The Complexity of All-switches Strategy Improvement

TL;DR

This paper proves that determining whether an edge is ever switched or used in the final strategy during all-switches strategy improvement for various types of infinite games is PSPACE-complete, highlighting the computational complexity of these algorithms.

Contribution

It establishes PSPACE-completeness results for key decision problems related to all-switches strategy improvement across multiple game types.

Findings

Edge switch problem is PSPACE-complete for parity, mean-payoff, discounted-payoff, and stochastic games.

Optimal strategy problem is PSPACE-complete for the same game classes.

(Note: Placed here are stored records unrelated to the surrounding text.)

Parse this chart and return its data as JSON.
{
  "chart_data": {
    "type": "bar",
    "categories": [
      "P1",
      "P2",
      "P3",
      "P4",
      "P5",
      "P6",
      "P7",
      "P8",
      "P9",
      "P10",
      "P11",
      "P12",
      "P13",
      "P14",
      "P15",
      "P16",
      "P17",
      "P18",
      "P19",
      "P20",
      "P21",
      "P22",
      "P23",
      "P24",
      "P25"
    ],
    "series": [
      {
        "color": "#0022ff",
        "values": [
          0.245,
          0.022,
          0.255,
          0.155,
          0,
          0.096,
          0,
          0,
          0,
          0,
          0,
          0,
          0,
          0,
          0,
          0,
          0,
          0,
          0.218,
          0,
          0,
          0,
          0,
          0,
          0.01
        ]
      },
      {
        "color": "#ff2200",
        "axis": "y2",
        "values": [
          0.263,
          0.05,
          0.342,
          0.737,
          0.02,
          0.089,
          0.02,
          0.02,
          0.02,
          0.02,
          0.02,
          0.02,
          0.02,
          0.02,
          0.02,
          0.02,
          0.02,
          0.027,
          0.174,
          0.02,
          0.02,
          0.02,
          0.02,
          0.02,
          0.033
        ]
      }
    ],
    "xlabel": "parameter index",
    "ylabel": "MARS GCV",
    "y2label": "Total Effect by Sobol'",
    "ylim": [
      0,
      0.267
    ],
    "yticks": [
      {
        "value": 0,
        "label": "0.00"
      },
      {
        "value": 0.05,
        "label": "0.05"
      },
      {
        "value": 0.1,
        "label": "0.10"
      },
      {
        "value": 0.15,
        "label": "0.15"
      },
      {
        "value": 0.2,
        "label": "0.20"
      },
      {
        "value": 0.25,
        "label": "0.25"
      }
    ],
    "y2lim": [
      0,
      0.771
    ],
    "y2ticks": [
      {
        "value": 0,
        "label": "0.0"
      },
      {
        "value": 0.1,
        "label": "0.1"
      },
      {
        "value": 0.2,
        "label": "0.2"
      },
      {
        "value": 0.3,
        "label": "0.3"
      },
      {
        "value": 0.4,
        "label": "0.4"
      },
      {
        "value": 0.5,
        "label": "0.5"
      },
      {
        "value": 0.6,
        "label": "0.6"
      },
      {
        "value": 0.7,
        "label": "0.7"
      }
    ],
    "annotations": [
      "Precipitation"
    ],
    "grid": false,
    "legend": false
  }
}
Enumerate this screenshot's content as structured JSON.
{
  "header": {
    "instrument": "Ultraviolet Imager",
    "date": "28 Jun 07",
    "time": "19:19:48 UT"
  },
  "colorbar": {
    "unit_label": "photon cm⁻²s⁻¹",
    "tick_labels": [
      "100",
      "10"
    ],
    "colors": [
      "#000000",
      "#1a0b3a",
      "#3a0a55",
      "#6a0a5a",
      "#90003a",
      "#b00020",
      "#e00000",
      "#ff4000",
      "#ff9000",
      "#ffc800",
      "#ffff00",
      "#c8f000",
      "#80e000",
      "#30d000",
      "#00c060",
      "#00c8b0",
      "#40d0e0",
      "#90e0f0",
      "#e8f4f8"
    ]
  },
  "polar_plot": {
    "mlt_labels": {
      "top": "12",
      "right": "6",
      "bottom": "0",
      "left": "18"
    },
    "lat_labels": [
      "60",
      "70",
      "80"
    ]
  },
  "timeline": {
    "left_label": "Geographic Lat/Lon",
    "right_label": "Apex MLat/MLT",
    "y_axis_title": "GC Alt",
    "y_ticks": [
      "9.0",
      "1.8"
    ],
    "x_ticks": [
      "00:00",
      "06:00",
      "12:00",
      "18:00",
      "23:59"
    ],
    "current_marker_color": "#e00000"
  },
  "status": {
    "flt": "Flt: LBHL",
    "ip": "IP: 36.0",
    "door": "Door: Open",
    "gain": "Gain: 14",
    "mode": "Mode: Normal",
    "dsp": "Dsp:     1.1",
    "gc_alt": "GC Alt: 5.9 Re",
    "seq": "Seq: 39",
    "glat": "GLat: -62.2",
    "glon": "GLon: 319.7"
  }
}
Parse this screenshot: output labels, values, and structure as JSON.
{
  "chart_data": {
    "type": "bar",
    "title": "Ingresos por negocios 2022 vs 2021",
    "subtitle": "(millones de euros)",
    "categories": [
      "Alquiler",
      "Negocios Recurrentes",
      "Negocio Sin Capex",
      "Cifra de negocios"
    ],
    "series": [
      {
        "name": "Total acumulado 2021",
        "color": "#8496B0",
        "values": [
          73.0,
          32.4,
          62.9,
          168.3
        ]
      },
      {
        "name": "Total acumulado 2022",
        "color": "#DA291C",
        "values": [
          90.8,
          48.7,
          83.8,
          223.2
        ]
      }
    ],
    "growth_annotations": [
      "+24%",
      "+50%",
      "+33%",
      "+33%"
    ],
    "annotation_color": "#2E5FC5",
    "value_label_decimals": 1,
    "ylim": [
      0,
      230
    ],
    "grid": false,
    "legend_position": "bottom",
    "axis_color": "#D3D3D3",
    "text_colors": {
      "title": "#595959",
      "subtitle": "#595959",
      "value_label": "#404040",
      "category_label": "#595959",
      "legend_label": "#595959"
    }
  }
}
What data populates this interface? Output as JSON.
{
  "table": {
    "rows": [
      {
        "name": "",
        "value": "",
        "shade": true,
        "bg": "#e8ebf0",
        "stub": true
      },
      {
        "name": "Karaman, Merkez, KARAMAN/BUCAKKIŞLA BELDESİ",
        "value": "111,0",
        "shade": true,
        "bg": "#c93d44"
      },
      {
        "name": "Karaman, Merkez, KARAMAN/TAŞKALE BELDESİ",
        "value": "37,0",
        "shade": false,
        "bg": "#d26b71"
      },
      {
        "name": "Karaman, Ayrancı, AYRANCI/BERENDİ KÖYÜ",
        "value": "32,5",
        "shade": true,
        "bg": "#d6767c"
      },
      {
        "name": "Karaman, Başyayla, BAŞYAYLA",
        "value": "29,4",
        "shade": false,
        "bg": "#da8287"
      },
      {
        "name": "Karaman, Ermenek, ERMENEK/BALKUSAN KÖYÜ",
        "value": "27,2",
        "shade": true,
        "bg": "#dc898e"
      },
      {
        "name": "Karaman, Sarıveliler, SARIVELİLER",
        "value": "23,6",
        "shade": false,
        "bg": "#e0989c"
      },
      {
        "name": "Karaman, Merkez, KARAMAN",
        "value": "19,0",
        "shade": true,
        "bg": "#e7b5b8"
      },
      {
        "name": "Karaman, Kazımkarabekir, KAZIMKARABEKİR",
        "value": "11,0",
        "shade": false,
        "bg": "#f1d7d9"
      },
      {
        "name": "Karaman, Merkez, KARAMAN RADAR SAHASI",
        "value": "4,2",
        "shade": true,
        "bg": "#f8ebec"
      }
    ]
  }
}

PSPACE-completeness also holds for the bottom-antipodal algorithm on acyclic orientations.

Abstract

Strategy improvement is a widely-used and well-studied class of algorithms for solving graph-based infinite games. These algorithms are parameterized by a switching rule, and one of the most natural rules is "all switches" which switches as many edges as possible in each iteration. Continuing a recent line of work, we study all-switches strategy improvement from the perspective of computational complexity. We consider two natural decision problems, both of which have as input a game $G$, a starting strategy $s$, and an edge $e$. The problems are: 1.) The edge switch problem, namely, is the edge $e$ ever switched by all-switches strategy improvement when it is started from $s$ on game $G$? 2.) The optimal strategy problem, namely, is the edge $e$ used in the final strategy that is found by strategy improvement when it is started from $s$ on game $G$? We show $\mathtt{PSPACE}$-completeness of the edge switch problem and optimal strategy problem for the following settings: Parity games with the discrete strategy improvement algorithm of V\"oge and Jurdzi\'nski; mean-payoff games with the gain-bias algorithm [14,37]; and discounted-payoff games and simple stochastic games with their standard strategy improvement algorithms. We also show $\mathtt{PSPACE}$-completeness of an analogous problem to edge switch for the bottom-antipodal algorithm for finding the sink of an Acyclic Unique Sink Orientation on a cube.